What can you do without? Clean air? Clean water? The local dairy farm? A forest forever wild?
In times of economic uncertainty, public funding for these things generally ends up on the cutting room floor. The environment cannot compete with bailing out toxic mortgages, and to compound the matter further, private philanthropic dollars contract when the market crashes.
When the federal budget has insufficient funds to combat western wildfires - a situation which has become chronic but which is likely to be even more acute in this economy - all Forest Service funds that have not been officially obligated are liable to rapid reallocation.
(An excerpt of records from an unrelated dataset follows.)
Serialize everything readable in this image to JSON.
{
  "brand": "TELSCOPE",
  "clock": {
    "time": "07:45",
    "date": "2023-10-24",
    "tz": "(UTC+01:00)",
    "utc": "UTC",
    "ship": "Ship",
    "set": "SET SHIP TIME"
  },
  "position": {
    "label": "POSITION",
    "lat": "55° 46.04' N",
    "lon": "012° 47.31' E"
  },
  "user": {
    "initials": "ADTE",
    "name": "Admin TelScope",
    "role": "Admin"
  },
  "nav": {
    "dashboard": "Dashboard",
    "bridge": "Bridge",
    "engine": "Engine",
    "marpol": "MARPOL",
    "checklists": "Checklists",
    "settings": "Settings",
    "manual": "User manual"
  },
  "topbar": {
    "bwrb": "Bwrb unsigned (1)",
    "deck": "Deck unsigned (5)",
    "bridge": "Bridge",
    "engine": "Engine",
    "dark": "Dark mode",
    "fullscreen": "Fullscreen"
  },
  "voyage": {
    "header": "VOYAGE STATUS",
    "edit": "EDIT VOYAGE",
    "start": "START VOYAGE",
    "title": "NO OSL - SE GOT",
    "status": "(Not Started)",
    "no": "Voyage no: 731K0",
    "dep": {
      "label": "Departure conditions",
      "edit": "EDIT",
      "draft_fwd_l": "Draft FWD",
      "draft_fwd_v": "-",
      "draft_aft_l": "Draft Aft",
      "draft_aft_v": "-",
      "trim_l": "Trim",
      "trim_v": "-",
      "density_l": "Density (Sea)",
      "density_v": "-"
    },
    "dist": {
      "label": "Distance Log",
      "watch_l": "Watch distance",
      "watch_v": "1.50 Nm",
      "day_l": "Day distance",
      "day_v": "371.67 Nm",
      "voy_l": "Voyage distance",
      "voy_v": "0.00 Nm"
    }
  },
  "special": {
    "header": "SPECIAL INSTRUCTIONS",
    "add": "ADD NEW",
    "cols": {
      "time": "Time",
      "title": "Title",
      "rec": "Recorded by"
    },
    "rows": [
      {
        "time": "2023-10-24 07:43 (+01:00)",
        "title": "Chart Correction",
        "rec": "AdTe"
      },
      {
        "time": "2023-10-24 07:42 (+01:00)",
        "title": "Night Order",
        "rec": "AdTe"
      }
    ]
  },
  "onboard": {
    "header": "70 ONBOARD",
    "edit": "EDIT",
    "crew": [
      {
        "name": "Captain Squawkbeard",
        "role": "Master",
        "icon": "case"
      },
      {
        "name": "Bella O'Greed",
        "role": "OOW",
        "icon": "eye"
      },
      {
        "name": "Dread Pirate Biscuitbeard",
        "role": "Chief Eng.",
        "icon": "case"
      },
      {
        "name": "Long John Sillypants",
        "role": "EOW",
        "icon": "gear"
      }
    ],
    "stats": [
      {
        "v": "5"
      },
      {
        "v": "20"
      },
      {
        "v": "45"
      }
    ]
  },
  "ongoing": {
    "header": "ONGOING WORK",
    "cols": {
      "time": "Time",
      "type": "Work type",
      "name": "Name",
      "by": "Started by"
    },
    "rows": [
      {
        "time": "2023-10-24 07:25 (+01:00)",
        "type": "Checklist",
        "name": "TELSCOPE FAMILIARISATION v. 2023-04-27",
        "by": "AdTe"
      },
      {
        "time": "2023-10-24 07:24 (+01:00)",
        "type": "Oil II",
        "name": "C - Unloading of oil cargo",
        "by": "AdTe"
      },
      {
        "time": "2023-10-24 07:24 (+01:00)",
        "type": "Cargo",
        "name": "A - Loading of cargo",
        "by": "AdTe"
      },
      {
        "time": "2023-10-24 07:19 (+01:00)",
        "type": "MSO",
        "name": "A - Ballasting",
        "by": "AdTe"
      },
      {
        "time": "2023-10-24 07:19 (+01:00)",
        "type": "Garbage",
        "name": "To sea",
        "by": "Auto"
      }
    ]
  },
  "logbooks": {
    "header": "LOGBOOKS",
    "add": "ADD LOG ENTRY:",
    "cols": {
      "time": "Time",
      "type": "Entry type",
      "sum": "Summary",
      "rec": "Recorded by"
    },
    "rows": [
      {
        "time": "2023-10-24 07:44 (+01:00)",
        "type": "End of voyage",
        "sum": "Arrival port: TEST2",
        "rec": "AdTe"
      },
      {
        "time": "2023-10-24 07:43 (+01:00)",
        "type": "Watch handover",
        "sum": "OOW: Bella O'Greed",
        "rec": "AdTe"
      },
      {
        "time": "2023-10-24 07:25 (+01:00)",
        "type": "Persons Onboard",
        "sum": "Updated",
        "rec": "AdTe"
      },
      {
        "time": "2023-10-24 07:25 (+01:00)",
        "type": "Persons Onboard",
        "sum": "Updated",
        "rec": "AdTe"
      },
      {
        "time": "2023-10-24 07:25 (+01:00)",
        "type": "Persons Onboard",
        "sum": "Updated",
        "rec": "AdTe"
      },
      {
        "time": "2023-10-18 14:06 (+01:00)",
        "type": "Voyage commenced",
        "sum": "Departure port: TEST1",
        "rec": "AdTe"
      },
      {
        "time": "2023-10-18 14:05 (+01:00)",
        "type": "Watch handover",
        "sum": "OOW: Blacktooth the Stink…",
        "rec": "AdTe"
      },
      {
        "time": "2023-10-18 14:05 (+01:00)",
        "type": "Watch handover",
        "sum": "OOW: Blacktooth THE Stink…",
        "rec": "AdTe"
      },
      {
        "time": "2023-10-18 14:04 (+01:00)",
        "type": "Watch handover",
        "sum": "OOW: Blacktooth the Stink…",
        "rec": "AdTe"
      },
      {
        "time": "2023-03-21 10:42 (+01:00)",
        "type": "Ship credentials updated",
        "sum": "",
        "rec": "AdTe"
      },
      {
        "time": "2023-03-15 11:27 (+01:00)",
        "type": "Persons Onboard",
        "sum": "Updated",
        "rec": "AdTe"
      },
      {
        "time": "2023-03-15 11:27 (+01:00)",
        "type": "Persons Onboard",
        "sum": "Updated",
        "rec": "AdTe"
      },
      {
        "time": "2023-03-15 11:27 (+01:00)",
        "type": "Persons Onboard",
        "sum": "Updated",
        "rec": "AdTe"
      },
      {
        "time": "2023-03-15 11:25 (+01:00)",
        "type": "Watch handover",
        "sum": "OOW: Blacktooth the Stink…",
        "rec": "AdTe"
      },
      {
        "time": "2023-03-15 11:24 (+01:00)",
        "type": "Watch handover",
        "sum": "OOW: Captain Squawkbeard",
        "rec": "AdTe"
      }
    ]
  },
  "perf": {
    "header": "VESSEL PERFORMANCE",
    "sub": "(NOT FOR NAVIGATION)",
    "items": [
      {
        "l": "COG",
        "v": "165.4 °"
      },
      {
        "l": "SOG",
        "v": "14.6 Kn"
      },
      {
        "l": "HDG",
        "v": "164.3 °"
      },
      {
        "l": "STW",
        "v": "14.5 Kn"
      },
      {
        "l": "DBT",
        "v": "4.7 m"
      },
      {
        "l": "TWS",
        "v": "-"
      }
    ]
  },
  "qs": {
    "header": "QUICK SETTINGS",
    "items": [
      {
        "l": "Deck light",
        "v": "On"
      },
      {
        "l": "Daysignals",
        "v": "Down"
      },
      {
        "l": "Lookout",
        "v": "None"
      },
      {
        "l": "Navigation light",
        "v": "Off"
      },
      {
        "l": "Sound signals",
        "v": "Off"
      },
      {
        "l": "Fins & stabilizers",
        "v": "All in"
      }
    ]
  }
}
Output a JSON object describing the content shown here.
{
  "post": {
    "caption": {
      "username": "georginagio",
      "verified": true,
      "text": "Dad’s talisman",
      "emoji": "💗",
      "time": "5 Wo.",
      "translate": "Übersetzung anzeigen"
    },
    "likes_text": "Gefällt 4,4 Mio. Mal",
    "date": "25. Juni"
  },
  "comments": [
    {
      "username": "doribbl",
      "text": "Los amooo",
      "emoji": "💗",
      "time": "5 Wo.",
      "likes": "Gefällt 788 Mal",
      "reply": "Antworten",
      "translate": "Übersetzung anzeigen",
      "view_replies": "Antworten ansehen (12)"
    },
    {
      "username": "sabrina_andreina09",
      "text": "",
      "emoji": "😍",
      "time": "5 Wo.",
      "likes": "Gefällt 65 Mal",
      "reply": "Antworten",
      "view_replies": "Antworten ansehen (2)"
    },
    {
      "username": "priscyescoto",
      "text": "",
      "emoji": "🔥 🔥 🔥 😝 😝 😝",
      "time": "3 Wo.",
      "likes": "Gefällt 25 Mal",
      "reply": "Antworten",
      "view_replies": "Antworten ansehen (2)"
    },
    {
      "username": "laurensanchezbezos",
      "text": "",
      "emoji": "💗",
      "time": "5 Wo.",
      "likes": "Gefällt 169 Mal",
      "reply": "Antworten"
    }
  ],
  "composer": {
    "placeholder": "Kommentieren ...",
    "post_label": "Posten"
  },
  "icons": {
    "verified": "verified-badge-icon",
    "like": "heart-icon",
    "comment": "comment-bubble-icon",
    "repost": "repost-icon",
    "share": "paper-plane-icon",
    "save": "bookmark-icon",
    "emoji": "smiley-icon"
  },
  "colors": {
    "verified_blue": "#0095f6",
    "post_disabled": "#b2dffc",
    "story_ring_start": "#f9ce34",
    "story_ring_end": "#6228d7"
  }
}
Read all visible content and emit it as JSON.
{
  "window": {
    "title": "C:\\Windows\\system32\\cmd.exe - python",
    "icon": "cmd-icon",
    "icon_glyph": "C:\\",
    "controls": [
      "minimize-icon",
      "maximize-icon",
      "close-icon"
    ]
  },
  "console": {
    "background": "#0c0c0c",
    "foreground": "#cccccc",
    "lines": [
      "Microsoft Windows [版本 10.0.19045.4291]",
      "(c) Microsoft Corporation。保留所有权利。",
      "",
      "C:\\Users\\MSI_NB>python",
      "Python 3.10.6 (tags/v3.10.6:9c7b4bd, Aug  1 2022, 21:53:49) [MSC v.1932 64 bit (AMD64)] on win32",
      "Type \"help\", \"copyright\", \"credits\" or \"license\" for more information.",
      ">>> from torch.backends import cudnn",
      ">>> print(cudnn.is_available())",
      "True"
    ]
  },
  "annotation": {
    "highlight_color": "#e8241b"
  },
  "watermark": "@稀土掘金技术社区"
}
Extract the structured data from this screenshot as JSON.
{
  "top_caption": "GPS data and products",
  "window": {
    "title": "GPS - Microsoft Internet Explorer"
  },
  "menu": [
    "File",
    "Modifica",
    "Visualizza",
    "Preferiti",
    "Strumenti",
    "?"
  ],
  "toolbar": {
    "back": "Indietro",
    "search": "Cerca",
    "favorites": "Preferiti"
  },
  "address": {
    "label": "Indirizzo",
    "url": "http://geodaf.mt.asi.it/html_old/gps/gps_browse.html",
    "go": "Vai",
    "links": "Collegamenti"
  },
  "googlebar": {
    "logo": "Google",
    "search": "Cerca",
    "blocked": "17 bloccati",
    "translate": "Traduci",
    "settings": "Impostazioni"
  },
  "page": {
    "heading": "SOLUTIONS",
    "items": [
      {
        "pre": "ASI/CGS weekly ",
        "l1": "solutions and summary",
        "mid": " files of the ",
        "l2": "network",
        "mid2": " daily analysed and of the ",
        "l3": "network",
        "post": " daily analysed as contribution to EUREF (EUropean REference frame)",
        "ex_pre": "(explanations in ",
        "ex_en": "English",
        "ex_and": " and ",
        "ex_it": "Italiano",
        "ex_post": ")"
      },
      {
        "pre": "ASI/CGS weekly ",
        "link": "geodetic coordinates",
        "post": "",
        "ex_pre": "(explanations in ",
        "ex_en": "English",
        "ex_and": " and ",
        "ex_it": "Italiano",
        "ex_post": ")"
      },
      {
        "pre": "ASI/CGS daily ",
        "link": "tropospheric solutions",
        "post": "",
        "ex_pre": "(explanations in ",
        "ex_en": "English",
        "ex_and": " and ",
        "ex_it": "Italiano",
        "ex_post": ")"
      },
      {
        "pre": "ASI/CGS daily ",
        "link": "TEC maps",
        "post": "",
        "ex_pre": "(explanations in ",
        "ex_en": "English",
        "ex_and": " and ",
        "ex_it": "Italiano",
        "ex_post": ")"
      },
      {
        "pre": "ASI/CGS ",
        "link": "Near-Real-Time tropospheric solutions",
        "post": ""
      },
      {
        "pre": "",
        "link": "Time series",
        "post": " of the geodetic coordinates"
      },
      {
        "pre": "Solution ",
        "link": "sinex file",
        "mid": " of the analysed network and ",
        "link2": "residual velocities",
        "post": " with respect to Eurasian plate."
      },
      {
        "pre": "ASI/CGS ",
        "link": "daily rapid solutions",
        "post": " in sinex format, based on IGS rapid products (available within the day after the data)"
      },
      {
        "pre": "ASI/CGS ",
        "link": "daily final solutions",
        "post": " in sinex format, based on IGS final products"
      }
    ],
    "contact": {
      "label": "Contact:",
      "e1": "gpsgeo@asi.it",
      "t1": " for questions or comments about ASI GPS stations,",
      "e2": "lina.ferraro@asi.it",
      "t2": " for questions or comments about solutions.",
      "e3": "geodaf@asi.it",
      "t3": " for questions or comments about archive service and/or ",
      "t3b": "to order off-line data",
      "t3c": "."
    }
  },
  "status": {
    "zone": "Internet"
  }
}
Conservation Projects funded under the Forest Legacy Program and Highlands Conservation Act are particularly vulnerable to losing funding in this way.
If a core function of politics is the allocation of scarce resources, the squeakiest wheels get the grease. Rural voters need the support of their urban counterparts to ensure that the conservation of the air we all breathe, the water we drink, the natural areas where we recreate, the local farms that provide us with food and the ecology of our wildlands are not left as unfunded mandates. We also have to do our part to put our personal resources and those of our municipalities on the table. There is nothing like a leveraged dollar to bring a smile to a bureaucrat's heart.
There are bargains to be had as land values fall. But without the money to act on them, these properties may end up in a speculator's portfolio.